While advancing urban renewal, local authorities gave red lights to high-energy consuming and high-emission traditional industries, such as paint making, electroplating and chemical engineering, to make room for green and low-carbon businesses.
“With the goal to peak carbon emission and achieve carbon neutrality, and based on the environmental capacity of old residential communities, we have strictly controlled the total emissions of pollutants and developed producer services in a targeted manner to promote high-quality and low-carbon development of industries,” said Wang Shu, deputy head of Liangxi’s ecology and environment bureau.

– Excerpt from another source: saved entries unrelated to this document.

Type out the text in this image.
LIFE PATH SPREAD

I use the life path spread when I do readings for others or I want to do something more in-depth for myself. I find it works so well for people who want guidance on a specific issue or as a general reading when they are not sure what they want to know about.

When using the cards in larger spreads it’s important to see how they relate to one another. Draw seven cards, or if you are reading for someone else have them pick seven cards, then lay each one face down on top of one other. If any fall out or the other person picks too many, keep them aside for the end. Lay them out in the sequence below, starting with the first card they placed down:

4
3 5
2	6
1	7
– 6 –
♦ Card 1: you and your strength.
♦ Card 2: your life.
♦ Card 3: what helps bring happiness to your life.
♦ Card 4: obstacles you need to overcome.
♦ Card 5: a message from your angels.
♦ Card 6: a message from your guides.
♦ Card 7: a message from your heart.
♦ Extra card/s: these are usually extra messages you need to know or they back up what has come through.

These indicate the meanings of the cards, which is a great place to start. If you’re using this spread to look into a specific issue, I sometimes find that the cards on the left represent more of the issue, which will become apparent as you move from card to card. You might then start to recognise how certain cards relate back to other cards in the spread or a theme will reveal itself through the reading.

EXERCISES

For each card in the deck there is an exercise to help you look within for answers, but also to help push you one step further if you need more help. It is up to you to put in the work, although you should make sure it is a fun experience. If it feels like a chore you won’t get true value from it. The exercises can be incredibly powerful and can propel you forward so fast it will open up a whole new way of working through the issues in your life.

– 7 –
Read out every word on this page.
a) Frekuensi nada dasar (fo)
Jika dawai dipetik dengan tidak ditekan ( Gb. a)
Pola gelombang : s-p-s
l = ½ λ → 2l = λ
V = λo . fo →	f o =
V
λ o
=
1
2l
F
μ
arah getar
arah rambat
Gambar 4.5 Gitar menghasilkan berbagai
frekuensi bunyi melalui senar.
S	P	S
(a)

Liangxi’s green development is inseparable from a science-based structure and intelligence management. By building a demonstration area for industry-city integration, the district has combined together its work and commercial areas, and placed residential communities around work areas, which has made the city more compact and significantly shortened the commuting distance of the citizens, and thus alleviating traffic jams and reducing air pollution. In addition, the district is also employing 5G technology and advanced devices to monitor sewage discharge in 150 local rivers.
Liangxi district has made sound achievements in pollution control and emission reduction through circular economy.
Yangming neighborhood of the district houses a large number of enterprises. It has built a big data storage center on a piece of land where a polluting enterprise was once operating. The storage center discharges no pollutant, but as a facility that needs massive water cooling, it consumes an immense amount of electricity.
“We negotiated with a sewage disposal plant and decided to cool the storage center with low-temperature reclaimed water discharged by the plant. The high-temperature water discharged by the plant is used for temperature control of the center via water source heat pumps. In this way, energy is saved and emissions reduced,” said Wang Chao, deputy director of the sub-district office of Yangming neighborhood.
According to statistics, the concentration of PM2.5 in Liangxi district has been lowered to 27.8 micrograms per cubic meter from 45 micrograms per cubic meter three years ago, a drop of 38.2 percent. The district enjoys good air quality on 80 percent of the days, up from 66.6 percent in 2018. In 2018, only three of the 172 monitoring sections along the district’s 147 rivers reported relatively good water quality (at or above Grade III), and now the figure has been expanded to 70. Black and malodorous water bodies have been completely eliminated.